Other believers have assured me that various signs and symbols are surely sideways messages from "above"...heaven, or what you will. I have read and re-read both secular and religious texts about what comes next. I find that my conversation is full of "Mom" this and "Mom" that: I can't stop talking about her, telling stories about her, recalling her to mind and heart. I have printed pictures of her and posted them all over the house, pictures with Dad and with me and with my five siblings and all of the assorted brothers-in-law and grandchildren and great-grandchildren and many, many friends. Like one of my sisters has expressed, I find myself conscious of thinking, "Oh, wouldn't Mom have loved that"...whether it's a hummingbird at the feeder, or a cool shape of a sunflower, or a snatch of song. I think all of this is simply a way of saying, simply: I miss her.
So I decided that it's time to blog again. I started the blog because I was writing family letters, but then someone would get left out, or I wanted to refer to something and e-mail was cumbersome...and then Facebook came along, and most of my relatives and many friends read what is there, or at least, can. But a blog has, as I tell my students, a different sense of audience. To whom are we writing? Maybe simply to ourselves. I have watched, several times, the explications and queries in Mike Wesch's classic deconstructions of public vs. private communications (why we sit alone in our rooms and type stuff to other people we may never meet)...and I think, maybe this is worth talking about. Maybe this is worth writing about: how it feels when your mother dies.
We said a lot of things to each other, Mom and me, in the month before she died. She kept thanking me for things I was doing, and I actually got a little testy about it. I told her to stop thanking me. It was, after all, her due. But that was one of the things I learned, in her last days: that for everything, no matter how small, she was living in a state of gratitude. And I would say things that weren't characteristic, emotional things, not-living-in-my-head things, like, "Thank you for being a good mother," and she'd smile, and turn it right around, "Thank you for being a good daughter." Not that she was unrealistic: I talked to her about regrets, and said to her, "Sometimes when I was doing something I shouldn't, it was thinking about you that would stop me." She looked at me, and said, somewhat dryly: "Not enough." I agreed, and we both laughed. Not enough. But no judgment: just a rueful acknowledgment of our human frailty. Shared.

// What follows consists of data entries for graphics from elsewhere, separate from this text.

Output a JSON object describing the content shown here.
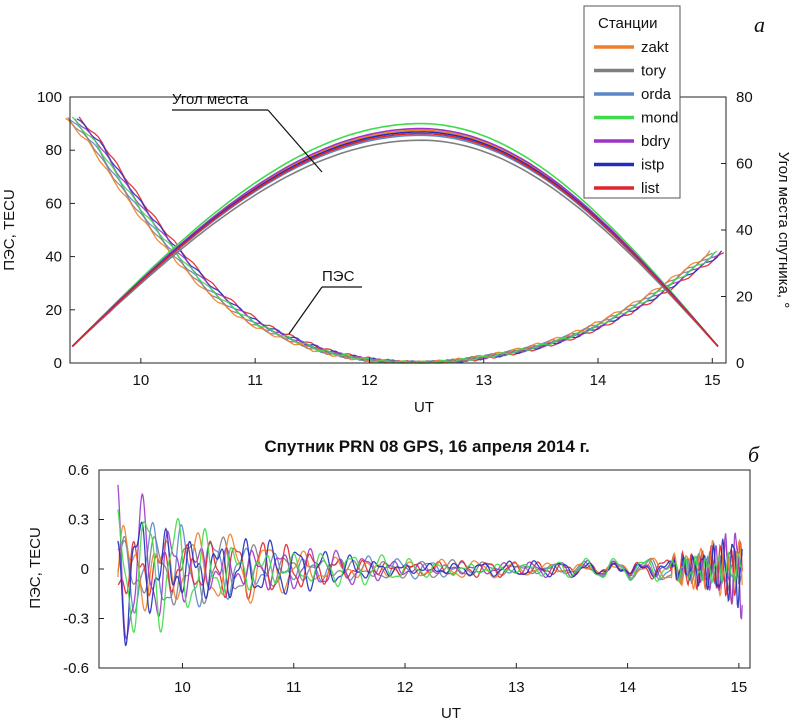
{
  "chart_data": [
    {
      "type": "line",
      "panel_letter": "а",
      "title": "",
      "xlabel": "UT",
      "ylabel": "ПЭС, TECU",
      "y2label": "Угол места спутника, °",
      "xlim": [
        9.38,
        15.12
      ],
      "ylim": [
        0,
        100
      ],
      "y2lim": [
        0,
        80
      ],
      "xticks": [
        10,
        11,
        12,
        13,
        14,
        15
      ],
      "yticks": [
        0,
        20,
        40,
        60,
        80,
        100
      ],
      "y2ticks": [
        0,
        20,
        40,
        60,
        80
      ],
      "legend": {
        "title": "Станции",
        "position": "top-right",
        "entries": [
          {
            "name": "zakt",
            "color": "#f07f2a"
          },
          {
            "name": "tory",
            "color": "#7f7f7f"
          },
          {
            "name": "orda",
            "color": "#5b86c8"
          },
          {
            "name": "mond",
            "color": "#3ddc4a"
          },
          {
            "name": "bdry",
            "color": "#9b35c4"
          },
          {
            "name": "istp",
            "color": "#1f2fbd"
          },
          {
            "name": "list",
            "color": "#e0242b"
          }
        ]
      },
      "annotations": [
        "Угол места",
        "ПЭС"
      ],
      "tec_curve": {
        "x": [
          9.4,
          9.6,
          9.8,
          10.0,
          10.2,
          10.4,
          10.6,
          10.8,
          11.0,
          11.2,
          11.4,
          11.6,
          11.8,
          12.0,
          12.2,
          12.4,
          12.6,
          12.8,
          13.0,
          13.2,
          13.4,
          13.6,
          13.8,
          14.0,
          14.2,
          14.4,
          14.6,
          14.8,
          15.0,
          15.05
        ],
        "y": [
          92,
          83,
          70,
          58,
          47,
          37,
          28,
          21,
          15,
          11,
          7.5,
          4.5,
          2.5,
          1.2,
          0.4,
          0.1,
          0.3,
          1.0,
          2.2,
          3.6,
          5.4,
          7.7,
          10.5,
          14,
          18.3,
          23,
          28.5,
          34.5,
          40,
          42
        ]
      },
      "elevation_series": [
        {
          "station": "zakt",
          "x": [
            9.4,
            12.45,
            15.05
          ],
          "y": [
            5,
            70,
            5
          ]
        },
        {
          "station": "tory",
          "x": [
            9.4,
            12.45,
            15.05
          ],
          "y": [
            5,
            67,
            5
          ]
        },
        {
          "station": "orda",
          "x": [
            9.4,
            12.45,
            15.05
          ],
          "y": [
            5,
            68.5,
            5
          ]
        },
        {
          "station": "mond",
          "x": [
            9.4,
            12.45,
            15.05
          ],
          "y": [
            5,
            72,
            5
          ]
        },
        {
          "station": "bdry",
          "x": [
            9.4,
            12.45,
            15.05
          ],
          "y": [
            5,
            70.5,
            5
          ]
        },
        {
          "station": "istp",
          "x": [
            9.4,
            12.45,
            15.05
          ],
          "y": [
            5,
            69.5,
            5
          ]
        },
        {
          "station": "list",
          "x": [
            9.4,
            12.45,
            15.05
          ],
          "y": [
            5,
            69,
            5
          ]
        }
      ]
    },
    {
      "type": "line",
      "panel_letter": "б",
      "title": "Спутник PRN 08 GPS, 16 апреля 2014 г.",
      "xlabel": "UT",
      "ylabel": "ПЭС, TECU",
      "xlim": [
        9.25,
        15.1
      ],
      "ylim": [
        -0.6,
        0.6
      ],
      "xticks": [
        10,
        11,
        12,
        13,
        14,
        15
      ],
      "yticks": [
        -0.6,
        -0.3,
        0,
        0.3,
        0.6
      ],
      "series": [
        {
          "name": "zakt",
          "color": "#f07f2a",
          "amplitude_envelope": [
            [
              9.4,
              0.5
            ],
            [
              10.0,
              0.25
            ],
            [
              11.0,
              0.12
            ],
            [
              12.0,
              0.06
            ],
            [
              13.0,
              0.04
            ],
            [
              14.0,
              0.05
            ],
            [
              14.6,
              0.1
            ],
            [
              15.0,
              0.2
            ]
          ]
        },
        {
          "name": "tory",
          "color": "#7f7f7f",
          "amplitude_envelope": [
            [
              9.4,
              0.3
            ],
            [
              10.0,
              0.2
            ],
            [
              11.0,
              0.1
            ],
            [
              12.0,
              0.05
            ],
            [
              13.0,
              0.04
            ],
            [
              14.0,
              0.05
            ],
            [
              14.6,
              0.08
            ],
            [
              15.0,
              0.15
            ]
          ]
        },
        {
          "name": "orda",
          "color": "#5b86c8",
          "amplitude_envelope": [
            [
              9.4,
              0.3
            ],
            [
              10.0,
              0.22
            ],
            [
              11.0,
              0.12
            ],
            [
              12.0,
              0.05
            ],
            [
              13.0,
              0.04
            ],
            [
              14.0,
              0.05
            ],
            [
              14.6,
              0.08
            ],
            [
              15.0,
              0.15
            ]
          ]
        },
        {
          "name": "mond",
          "color": "#3ddc4a",
          "amplitude_envelope": [
            [
              9.4,
              0.35
            ],
            [
              10.0,
              0.3
            ],
            [
              11.0,
              0.12
            ],
            [
              12.0,
              0.06
            ],
            [
              13.0,
              0.04
            ],
            [
              14.0,
              0.06
            ],
            [
              14.6,
              0.12
            ],
            [
              15.0,
              0.15
            ]
          ]
        },
        {
          "name": "bdry",
          "color": "#9b35c4",
          "amplitude_envelope": [
            [
              9.4,
              0.5
            ],
            [
              10.0,
              0.25
            ],
            [
              11.0,
              0.12
            ],
            [
              12.0,
              0.05
            ],
            [
              13.0,
              0.04
            ],
            [
              14.0,
              0.05
            ],
            [
              14.6,
              0.1
            ],
            [
              15.0,
              0.3
            ]
          ]
        },
        {
          "name": "istp",
          "color": "#1f2fbd",
          "amplitude_envelope": [
            [
              9.4,
              0.5
            ],
            [
              10.0,
              0.3
            ],
            [
              11.0,
              0.12
            ],
            [
              12.0,
              0.05
            ],
            [
              13.0,
              0.04
            ],
            [
              14.0,
              0.05
            ],
            [
              14.6,
              0.1
            ],
            [
              15.0,
              0.2
            ]
          ]
        },
        {
          "name": "list",
          "color": "#e0242b",
          "amplitude_envelope": [
            [
              9.4,
              0.3
            ],
            [
              10.0,
              0.2
            ],
            [
              11.0,
              0.12
            ],
            [
              12.0,
              0.05
            ],
            [
              13.0,
              0.04
            ],
            [
              14.0,
              0.05
            ],
            [
              14.6,
              0.1
            ],
            [
              15.0,
              0.15
            ]
          ]
        }
      ]
    }
  ]
}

And the laughter and songs: they were her characteristics, and she has bequeathed them to me and to my siblings. Yesterday I had occasion to laugh, pretty hard, at school: it's a long story, but my grade nine class and I were outside, watching one of the class running off his energy, and he accidentally bumped into an evergreen tree. We, his teacher and peers, watched him in pantomime, pausing, no doubt, to say some choice things as to where he'd been stuck, and we all just giggled. It may not have been sympathetic, but it was funny (one of those you-had-to-be-there moments, I'm sure)...and as I laughed, and we hooted together, these fourteen-year-olds and me, I thought of Mom, and thanked her for the big, spontaneous joy that she found in even the smallest moments, so that now, I can give myself permission to explode into a riotous belly-laugh. She gave me that.

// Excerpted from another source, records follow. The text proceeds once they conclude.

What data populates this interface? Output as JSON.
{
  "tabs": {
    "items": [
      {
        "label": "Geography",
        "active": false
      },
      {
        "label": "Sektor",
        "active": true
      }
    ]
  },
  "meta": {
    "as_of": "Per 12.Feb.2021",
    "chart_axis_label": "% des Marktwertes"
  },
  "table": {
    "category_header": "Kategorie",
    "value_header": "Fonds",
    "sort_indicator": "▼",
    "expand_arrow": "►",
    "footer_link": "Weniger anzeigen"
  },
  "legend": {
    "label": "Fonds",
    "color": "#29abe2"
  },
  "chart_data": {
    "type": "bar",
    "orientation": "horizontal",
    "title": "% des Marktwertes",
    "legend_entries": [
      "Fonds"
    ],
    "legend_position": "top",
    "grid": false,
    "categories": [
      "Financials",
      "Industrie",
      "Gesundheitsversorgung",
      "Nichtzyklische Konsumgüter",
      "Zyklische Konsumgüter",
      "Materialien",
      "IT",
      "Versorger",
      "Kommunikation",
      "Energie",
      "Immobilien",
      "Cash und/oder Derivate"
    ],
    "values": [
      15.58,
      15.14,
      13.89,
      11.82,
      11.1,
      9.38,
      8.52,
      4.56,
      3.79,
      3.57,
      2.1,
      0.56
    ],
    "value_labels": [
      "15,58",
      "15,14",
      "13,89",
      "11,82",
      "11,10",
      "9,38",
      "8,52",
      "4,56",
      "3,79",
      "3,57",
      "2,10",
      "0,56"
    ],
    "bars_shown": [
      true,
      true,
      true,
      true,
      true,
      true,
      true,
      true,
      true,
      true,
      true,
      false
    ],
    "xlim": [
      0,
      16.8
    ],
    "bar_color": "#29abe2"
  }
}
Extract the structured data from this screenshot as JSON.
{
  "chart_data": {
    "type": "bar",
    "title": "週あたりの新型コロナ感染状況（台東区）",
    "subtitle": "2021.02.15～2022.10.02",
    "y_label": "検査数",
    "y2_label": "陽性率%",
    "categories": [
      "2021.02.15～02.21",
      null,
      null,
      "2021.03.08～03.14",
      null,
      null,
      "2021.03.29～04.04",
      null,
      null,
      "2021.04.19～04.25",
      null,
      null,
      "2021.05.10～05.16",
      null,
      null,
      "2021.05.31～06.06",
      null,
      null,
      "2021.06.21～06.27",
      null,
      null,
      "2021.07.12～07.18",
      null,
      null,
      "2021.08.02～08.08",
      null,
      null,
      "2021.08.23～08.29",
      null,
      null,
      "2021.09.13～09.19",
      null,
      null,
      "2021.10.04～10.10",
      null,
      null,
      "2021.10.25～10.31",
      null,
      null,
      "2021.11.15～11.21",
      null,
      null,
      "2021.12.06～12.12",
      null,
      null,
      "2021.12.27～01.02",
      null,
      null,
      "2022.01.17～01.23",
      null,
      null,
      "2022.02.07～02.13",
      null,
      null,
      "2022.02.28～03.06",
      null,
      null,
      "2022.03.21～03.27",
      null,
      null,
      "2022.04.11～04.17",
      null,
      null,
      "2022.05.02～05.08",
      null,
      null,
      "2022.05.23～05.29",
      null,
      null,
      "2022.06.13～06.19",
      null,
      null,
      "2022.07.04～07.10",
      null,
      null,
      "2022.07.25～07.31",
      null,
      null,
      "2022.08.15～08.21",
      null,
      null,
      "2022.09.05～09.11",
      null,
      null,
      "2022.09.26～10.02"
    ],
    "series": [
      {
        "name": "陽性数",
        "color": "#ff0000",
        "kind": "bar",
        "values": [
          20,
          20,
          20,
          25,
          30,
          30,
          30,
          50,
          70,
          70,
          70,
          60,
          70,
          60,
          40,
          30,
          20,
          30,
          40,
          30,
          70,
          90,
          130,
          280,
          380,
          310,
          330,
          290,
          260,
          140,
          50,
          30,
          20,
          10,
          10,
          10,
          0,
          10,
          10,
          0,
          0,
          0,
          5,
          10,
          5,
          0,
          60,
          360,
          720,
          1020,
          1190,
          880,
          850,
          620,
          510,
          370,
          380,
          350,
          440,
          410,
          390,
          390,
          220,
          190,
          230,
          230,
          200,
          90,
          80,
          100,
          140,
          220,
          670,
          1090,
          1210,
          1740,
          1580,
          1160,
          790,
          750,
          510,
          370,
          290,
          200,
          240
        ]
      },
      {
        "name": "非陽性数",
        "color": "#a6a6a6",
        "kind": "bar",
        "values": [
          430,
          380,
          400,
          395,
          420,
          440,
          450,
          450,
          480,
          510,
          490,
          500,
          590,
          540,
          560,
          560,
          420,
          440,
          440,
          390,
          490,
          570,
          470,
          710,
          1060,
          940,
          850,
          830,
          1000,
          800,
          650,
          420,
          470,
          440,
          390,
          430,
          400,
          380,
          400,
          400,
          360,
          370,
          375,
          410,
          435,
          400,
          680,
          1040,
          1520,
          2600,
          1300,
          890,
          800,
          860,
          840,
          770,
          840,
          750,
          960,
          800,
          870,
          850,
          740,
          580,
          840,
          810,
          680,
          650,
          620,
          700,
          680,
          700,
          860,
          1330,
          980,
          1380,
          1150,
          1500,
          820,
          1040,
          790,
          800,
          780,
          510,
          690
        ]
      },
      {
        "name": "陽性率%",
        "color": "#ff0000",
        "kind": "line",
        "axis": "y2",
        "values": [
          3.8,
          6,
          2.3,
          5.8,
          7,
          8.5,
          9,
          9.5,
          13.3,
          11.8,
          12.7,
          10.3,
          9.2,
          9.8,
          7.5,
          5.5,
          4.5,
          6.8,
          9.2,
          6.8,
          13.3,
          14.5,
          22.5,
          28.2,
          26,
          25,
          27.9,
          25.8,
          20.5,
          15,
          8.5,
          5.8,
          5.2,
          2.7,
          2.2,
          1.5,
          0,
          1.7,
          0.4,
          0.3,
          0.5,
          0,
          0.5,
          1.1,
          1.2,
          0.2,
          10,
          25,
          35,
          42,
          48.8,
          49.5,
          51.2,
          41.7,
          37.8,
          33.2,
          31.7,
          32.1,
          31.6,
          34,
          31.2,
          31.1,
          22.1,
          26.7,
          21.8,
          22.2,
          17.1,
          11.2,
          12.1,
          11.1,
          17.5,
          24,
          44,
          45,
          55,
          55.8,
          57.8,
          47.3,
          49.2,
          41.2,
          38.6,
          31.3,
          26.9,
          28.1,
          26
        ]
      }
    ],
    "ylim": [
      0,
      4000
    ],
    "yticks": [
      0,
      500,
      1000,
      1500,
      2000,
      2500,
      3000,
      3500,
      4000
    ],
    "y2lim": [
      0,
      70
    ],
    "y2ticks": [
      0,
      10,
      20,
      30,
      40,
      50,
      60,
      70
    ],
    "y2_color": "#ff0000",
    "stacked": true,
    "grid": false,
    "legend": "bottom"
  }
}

In the final days, you see, all that was left was love and its signals: listening, sharing, music, joy, laughter. Feeding her yogurt (yes, what goes around comes around)! The issues, the complaints (teenage angst meets religious adamancy), the revisionist history (how many dishes did I wash, meals did I cook?), the storytelling (repetitious, much?)...all of it was part of a legacy of knowing that I was blessed. We were blessed. She was, really, a good mother. A great mother. I don't know if she died knowing, at peace, with her own accomplishments, but I know that she went on her last journey cocooned in love because that what she'd given. All her life, she knew how to love.
Gratitude, joy, spirit, prayer, song, beauty: her legacy. She didn't talk about it much, but she lived love. So I'll say it again: I miss her. And that's worth writing about.